Wendy is part of five generations of the Hancock family who have worshipped at this church, gathering to both celebrate and mourn. “My grandparents, parents, brother and I were all christened and did our first holy communion in the church ... and now my great granddaughter has been christened there,” she said. “My parents, aunty, and cousins were all married there, and our son and a nephew were buried from there.”
Wendy’s Aunty Kath used to live a block from the church and looked after its records (which date back to 1919) for many years, eventually handing the job to Wendy. As a young girl Wendy lived with her family in Murphys Creek, and went to St Francis Xavier's every Sunday morning. “There was a lady down the road from the church who made homemade lollies and ice-cream,” she recalls. “All our cousins were there and my brother and I wanted to play, but if we behaved ourselves we could buy an ice-cream and lollies. Naturally you behaved yourself, didn’t you?!”
According to Wendy, the little church was quite full in those days, with about 60-70 parishioners filling the pews each Sunday. The congregation was made up of people from Tarnagulla, together with nearby Newbridge, Laanecoorie and Murphys Creek.
As was the case with many churches, an ageing population was not replaced by the next generation, and diminishing numbers resulted in the church being closed for a couple of years during the 1970s. It later reopened when a new priest arrived in the parish.

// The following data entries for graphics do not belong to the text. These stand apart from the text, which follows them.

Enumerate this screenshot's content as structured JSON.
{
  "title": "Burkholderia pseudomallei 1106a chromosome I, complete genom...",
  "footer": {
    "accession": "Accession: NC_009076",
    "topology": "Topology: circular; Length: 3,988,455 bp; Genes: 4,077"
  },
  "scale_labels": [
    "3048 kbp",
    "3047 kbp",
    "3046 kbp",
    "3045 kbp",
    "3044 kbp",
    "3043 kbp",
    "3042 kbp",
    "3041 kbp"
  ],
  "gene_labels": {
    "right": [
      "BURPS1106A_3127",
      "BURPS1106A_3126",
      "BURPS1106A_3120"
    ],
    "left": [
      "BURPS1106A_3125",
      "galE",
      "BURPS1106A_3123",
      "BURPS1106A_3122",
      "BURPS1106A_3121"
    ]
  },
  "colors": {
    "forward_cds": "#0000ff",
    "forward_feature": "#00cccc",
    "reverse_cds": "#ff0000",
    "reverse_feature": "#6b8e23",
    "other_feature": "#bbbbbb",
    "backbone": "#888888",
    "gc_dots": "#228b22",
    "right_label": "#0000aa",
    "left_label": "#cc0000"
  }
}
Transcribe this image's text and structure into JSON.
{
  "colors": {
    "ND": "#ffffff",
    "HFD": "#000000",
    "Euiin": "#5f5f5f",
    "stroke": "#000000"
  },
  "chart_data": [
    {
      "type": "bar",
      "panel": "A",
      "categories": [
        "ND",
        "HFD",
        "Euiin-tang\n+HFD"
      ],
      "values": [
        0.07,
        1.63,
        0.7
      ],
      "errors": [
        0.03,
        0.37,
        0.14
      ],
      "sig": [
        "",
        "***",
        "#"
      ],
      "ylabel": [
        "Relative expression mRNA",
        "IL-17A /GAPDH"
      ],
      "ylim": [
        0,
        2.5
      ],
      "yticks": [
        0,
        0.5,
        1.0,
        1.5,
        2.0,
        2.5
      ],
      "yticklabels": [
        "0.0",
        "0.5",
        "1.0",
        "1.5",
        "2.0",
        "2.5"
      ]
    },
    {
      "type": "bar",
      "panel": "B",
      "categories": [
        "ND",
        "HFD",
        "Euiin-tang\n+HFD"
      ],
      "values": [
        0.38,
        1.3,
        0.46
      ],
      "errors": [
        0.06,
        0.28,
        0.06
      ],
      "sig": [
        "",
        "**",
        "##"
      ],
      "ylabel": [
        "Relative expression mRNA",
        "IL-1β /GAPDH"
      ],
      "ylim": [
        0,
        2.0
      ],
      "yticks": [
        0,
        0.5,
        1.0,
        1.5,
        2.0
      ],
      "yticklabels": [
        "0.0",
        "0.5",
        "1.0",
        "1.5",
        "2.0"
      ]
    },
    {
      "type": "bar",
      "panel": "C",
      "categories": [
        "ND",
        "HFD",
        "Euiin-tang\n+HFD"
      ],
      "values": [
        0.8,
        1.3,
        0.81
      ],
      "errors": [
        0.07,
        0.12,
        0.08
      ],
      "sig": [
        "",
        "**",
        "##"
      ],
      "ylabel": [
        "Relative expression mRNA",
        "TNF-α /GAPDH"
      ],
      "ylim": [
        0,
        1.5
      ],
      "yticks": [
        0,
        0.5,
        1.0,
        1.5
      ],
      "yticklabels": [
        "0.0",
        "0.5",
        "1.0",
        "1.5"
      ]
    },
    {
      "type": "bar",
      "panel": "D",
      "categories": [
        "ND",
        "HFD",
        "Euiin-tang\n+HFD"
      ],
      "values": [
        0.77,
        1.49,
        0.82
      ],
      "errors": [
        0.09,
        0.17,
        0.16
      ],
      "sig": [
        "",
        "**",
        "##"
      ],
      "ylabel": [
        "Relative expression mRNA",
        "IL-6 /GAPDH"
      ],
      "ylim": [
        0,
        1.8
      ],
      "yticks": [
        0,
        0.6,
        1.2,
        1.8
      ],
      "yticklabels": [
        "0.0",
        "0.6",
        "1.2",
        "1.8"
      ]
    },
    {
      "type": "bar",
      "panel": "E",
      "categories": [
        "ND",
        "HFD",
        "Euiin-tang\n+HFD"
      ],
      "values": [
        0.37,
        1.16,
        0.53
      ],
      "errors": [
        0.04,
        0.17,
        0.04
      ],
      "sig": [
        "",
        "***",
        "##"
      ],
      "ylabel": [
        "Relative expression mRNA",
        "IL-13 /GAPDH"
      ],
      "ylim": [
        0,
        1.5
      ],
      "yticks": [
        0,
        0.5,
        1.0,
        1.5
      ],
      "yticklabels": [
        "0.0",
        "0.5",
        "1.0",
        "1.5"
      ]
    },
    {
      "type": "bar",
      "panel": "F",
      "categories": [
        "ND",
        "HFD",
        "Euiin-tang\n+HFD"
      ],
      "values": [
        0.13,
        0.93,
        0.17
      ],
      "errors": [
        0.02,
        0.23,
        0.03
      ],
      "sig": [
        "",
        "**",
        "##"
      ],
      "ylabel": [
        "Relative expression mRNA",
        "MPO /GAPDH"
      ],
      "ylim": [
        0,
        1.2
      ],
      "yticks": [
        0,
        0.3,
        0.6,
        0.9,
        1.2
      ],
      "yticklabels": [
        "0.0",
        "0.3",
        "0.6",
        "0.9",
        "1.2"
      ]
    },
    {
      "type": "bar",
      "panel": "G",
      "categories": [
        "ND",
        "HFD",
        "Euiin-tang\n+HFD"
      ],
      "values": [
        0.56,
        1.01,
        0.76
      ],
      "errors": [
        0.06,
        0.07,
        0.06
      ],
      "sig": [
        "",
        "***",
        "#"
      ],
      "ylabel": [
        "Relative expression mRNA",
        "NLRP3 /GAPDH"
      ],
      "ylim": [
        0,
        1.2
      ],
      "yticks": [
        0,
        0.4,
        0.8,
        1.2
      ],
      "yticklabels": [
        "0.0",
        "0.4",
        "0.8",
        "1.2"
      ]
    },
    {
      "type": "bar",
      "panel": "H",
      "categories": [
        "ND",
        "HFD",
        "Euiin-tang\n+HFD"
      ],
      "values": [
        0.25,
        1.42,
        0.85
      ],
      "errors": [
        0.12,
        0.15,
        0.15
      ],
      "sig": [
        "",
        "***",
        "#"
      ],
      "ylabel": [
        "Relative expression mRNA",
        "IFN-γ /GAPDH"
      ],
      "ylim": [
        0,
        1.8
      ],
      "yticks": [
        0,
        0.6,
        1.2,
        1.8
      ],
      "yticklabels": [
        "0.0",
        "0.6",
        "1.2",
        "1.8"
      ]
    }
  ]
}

What happens to the church after the auction remains to be seen, however converting it into a private dwelling is one of the possibilities. It’s a transformation that’s become increasingly popular over the years, resulting in some truly spectacular homes. With its large open space, timber floors, leadlight windows and timber-lined ceiling vaulted above the alter, St Francis Xavier's Catholic Church could undoubtedly fit the bill.